Nope, annoying forced update stuff goes in my trash. Already said bye bye to Windows for this reason. If your thing is gonna update itself, it can't disrupt me or make itself worse.
There should always be an option to turn off automatic updates (unless we are talking about a corporate network), but the option should be opt-in and require some initiative on the part of the user. If the option is presented together with a prompt to update, users will simply turn it off without knowing what they are doing.
If it is in an options menu, power users can choose to turn it off, but normal users will probably never find the option.
I agree for most software in general. Mac updates are auto by default iirc, and that's good. Just not Chrome extensions. The risk of attacks by the owner seems much higher than the risk of attacks by websites on outdated extensions.
And the problem with Windows is you can't really turn minor updates off, they require reboots, it nags you a ton about major ones, and the updates basically just make it worse.
I don't think manual updates would solve this security problem. The new owner would just have to delay the activation of the malicious parts of the software. No one is going to check the binary of an extension or try to replicate it if it is open source.
It's strange that Windows updates are still such a big problem, and I'm not talking about the ones caused by Microsoft's greed. Even Linux systems, which for a long time were pretty user-unfriendly, have largely managed to make updates seamless. I have automatic updates turned on on my computer, and the only indication is that once in a blue moon I can't turn the system off for a minute while it's running an update.

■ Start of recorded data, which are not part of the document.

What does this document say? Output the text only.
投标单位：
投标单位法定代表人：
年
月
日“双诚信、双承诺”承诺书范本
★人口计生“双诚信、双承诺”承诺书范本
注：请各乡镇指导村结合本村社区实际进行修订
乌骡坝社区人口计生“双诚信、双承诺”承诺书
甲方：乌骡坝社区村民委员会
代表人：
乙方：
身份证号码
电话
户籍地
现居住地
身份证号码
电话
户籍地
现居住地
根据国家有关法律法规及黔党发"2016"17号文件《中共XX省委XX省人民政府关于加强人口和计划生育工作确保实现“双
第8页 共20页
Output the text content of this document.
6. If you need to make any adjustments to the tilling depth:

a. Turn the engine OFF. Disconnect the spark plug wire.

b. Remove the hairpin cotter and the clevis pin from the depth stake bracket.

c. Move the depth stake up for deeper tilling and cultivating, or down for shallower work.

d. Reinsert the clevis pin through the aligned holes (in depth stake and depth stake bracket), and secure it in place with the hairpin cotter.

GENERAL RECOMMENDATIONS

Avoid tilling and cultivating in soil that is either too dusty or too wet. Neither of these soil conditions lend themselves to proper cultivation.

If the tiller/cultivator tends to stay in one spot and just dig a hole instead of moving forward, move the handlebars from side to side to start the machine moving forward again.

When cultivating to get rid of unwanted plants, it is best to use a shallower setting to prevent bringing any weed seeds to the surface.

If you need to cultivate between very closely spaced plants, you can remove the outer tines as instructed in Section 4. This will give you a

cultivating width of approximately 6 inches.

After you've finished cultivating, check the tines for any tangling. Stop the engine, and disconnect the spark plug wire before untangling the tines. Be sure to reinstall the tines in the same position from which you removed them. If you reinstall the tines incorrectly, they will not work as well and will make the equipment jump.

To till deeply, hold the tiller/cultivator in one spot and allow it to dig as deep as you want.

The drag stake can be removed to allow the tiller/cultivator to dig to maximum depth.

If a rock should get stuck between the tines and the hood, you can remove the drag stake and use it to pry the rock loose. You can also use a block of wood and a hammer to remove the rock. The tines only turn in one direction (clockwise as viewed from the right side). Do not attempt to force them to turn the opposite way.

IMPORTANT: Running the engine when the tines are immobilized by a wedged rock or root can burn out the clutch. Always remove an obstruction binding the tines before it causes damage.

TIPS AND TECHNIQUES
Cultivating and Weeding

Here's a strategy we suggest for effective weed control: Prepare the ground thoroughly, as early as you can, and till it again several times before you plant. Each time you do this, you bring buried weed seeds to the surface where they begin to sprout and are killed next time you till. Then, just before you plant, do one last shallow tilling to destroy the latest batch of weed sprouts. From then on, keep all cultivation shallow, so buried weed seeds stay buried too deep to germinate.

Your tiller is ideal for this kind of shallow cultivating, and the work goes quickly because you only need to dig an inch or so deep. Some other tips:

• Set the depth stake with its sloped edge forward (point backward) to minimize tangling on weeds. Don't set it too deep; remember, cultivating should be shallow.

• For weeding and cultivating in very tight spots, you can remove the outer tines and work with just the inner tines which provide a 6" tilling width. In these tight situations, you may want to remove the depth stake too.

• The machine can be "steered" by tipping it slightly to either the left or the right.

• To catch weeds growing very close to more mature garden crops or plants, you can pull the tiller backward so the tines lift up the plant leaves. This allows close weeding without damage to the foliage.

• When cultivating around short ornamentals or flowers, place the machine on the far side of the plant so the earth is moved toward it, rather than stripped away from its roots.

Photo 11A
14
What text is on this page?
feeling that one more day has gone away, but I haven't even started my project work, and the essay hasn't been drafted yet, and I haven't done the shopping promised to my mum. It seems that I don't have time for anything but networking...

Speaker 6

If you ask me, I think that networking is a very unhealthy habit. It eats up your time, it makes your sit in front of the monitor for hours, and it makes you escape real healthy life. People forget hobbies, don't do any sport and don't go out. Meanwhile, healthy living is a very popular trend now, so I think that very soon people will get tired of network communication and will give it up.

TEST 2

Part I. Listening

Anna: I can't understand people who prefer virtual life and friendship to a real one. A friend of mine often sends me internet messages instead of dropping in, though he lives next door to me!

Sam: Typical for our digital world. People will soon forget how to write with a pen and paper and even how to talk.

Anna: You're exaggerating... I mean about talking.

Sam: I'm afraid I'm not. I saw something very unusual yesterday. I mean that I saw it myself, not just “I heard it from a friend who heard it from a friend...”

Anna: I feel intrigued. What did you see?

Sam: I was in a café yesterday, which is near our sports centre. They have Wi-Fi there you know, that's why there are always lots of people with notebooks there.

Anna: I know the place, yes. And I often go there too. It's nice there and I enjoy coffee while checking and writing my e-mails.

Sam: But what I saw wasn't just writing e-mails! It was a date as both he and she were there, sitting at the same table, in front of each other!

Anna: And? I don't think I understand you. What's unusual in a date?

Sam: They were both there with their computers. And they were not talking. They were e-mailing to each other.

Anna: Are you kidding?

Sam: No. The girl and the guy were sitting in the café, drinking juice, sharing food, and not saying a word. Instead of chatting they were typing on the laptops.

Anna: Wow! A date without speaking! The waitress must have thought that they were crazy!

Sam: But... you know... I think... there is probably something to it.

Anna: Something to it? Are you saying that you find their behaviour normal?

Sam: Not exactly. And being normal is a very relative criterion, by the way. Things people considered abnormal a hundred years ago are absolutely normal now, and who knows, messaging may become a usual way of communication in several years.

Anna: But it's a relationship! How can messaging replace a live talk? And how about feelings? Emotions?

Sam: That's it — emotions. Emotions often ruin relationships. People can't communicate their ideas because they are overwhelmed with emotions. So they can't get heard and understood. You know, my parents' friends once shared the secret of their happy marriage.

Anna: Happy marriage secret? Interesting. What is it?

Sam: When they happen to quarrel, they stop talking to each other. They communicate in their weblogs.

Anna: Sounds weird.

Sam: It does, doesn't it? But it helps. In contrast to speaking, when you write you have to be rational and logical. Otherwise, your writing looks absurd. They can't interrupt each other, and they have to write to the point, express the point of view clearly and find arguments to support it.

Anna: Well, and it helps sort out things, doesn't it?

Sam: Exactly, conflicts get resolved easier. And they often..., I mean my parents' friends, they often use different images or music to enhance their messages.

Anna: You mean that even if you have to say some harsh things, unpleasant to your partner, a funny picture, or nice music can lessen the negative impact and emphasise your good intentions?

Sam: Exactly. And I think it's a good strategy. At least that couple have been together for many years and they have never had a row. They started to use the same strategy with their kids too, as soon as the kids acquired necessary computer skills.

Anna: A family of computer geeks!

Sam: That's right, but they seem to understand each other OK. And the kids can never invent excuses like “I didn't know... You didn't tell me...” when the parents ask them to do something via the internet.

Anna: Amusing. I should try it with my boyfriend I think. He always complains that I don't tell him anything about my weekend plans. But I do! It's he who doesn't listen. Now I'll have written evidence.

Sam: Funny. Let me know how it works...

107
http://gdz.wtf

It wouldn't solve it, but at least an update couldn't get instantly pushed and run by all users. These extensions are JS rather than compiled binaries, so they're not too hard to inspect (and if the code is intentionally obfuscated rather than just minified, you know something is up).
If you want to limit the initial impact of a malicious extension, a mandatory hold or slow rollout would be more appropriate. There is no need to bother normal users if they would never inspect the code anyway. If some users want to inspect it first, they can go into the options and turn off automatic updates. Fixes for serious vulnerabilities that require immediate rollout are much rarer and often small, and could be reviewed by the extension store team.
I mean linux updates are everything but seamless, it highly depends on your exact config and distro, certain hardware configs break every single kernel version, hell even Nvidia would break they drivers super often not even that long ago. Smaller vendors with closed source drivers were even worse. Software just breaks sometimes no matter the amount of testing that you do. It's better just just accept that and deal with it when it comes up.
And in my experience (mostly server linux, client Windows/macOS) the worst updates are still macOS, they take for ever to install. Linux and Windows seem to at least install quickly, like a full upgrade takes less than 20 minutes on both, while a minor release for macOS will make my MacBook try to lift off like a jet engine for 45 minutes.
so when one software company does it to you it's good you say but when a different outfit does it goes in the trash. nice consistency you got there, bud.
Apple doesn't force the updates, Microsoft does. You can turn off automatic Mac updates, and even the automatic ones won't force reboot your machine while you have stuff open. And you aren't greeted with a "please switch to Safari" modal when it boots back up.
What's true about both is the updates require a reboot and take way longer than they should.
I mean macOS will spring the "Your computer will reboot within 60s" with the count down on you, if you don't watch out. And the "Reopen" feature only barely works.